Ce livre est à mettre entre les mains de ceux et de celles qui, sans être particulièrement des connaisseurs des relations internationales, souhaitent faire le point sur l'état du monde. Il ne s'agit pas d'un livre qui se voudrait embrasser l'ensemble des questions qui s'imposent sur une telle matière. Il s'agit plutôt d'une oeuvre de synthèse à partir des réflexions d'un ancien ministre des affaires étrangères, Hubert Védrine, aidé par deux co-auteurs, Adrien Abécassis et Mohamed Bouabdallah. C'est ce dernier, collègue de travail et ami, qui m'apprit son existence et attira mon attention et surtout ma curiosité. La thèse de ce livre est en même temps simple et compliquée. Prenant appui sur les évènements de ces vingt dernières années (surtout avec l'effondrement de l'ex URSS après 1989) les auteurs en profitent pour en tirer les conséquences et proposer, non pas une ou des solutions, mais une ligne de conduite dont tout gouvernement devrait, à mon humble avis, pouvoir tenir compte ou tout du moins s'en inspirer.

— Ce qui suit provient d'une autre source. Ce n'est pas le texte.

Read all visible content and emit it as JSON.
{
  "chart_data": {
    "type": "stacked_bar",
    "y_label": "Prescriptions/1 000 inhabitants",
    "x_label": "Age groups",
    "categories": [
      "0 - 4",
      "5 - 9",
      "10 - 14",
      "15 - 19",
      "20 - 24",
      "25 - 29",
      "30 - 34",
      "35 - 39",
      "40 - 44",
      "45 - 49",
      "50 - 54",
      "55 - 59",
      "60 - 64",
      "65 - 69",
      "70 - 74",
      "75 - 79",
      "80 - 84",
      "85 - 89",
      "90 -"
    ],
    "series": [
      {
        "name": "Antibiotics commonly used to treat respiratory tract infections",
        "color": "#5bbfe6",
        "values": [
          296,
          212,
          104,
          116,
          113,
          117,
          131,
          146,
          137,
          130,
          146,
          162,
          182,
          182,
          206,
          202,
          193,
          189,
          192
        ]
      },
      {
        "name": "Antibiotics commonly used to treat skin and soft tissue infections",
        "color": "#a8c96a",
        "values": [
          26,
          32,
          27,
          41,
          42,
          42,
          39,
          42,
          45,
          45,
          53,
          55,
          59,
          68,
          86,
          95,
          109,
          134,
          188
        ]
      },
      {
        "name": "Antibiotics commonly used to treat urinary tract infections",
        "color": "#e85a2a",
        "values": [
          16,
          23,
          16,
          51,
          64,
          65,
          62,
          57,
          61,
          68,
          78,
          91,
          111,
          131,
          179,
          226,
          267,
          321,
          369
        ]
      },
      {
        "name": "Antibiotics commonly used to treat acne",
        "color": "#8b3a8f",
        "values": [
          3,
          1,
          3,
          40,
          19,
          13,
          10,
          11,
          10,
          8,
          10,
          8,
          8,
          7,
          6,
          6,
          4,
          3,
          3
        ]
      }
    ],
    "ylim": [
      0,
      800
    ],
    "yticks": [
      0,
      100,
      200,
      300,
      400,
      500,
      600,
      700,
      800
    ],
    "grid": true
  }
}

Les occidentaux ont cru, d'une certaine manière à leur victoire totale après l’effondrement du bloc soviétique. L'idéologie néo-conservatrice américaine qui voulait par tous les moyens imposer une démocratisation forcée du reste du monde, a conduit la politique internationale dans une impasse avec l'administration Bush. Reprenant le terme de philosophie grecque d'hubris (démesure de l'homme non conscient de ses limites) pour qualifier la politique des Etats-Unis, les auteurs dressent un tableau sobre et modéré mais sans concession de la période 1989-2008 dont l'après 11 septembre sera le tournant décisif en donnant aux ‘’faucons’’ une légitimité totale pour mener à bien leur guerre idéologique. A partir de cette analyse qui égratigne l'ensemble des acteurs de la période, droite et gauche compris, les auteurs proposent ce que j'appellerai un style comportemental. En repoussant la naïveté de ceux qui croient au rôle grandiloquent de l'ONU comme en refusant le cynisme des va-t-en guerres, ils prônent un réalisme de l’action au sens le plus noble. S'adressant aux occidentaux ils proposent de ne jamais céder sur les valeurs tout en continuant inlassablement à défendre leurs intérêts et en privilégiant le dialogue entre des Etats dont ils souhaitent, avec juste raison, la réhabilitation.
Le reproche que je ferais est peut-être qu'Hubert Védrine, reste prudemment sur une description de son action assez neutre, dont témoigne son point de vue sur le traité constitutionnel. Le style très diplomate (au PS « il y a beaucoup de talents ») m’a parfois fait sourire. On aurait aimé connaître le fond de sa pensée. Et d’autre part les quelques lignes sur les inquiétants déficits publics comme sur un appel entre les lignes, pour les prochaines élections, à un rapprochement au-delà de la gauche (vers où ?) m’a semblé trop court pour être vraiment crédible. Je suis en plus en désaccord sur ces points dont la démonstration me semble partiellement fausse, et surtout, inadaptée à l’esprit du livre.
Pour conclure je reprendrai en deux phrases synthétiques ce qui me semble être tout particulièrement les idées générales du livre. La diplomatie a été inventée non pour se congratuler, mais pour parler, si l'intérêt le commande, à des adversaires déterminés dont on rejette les valeurs ou les ambitions, mais qu'on ne peut faire disparaître.... Et l'intérêt des occidentaux est donc de se mettre d'accord sur une politique réaliste, claire, durable, adaptée à chaque pays émergents et je rajouterai, au reste du monde. Depuis la sortie et la ré-édition de ce livre Barak Obama a été élu président des Etats-Unis. A elle seule cette promesse d'avenir est un socle.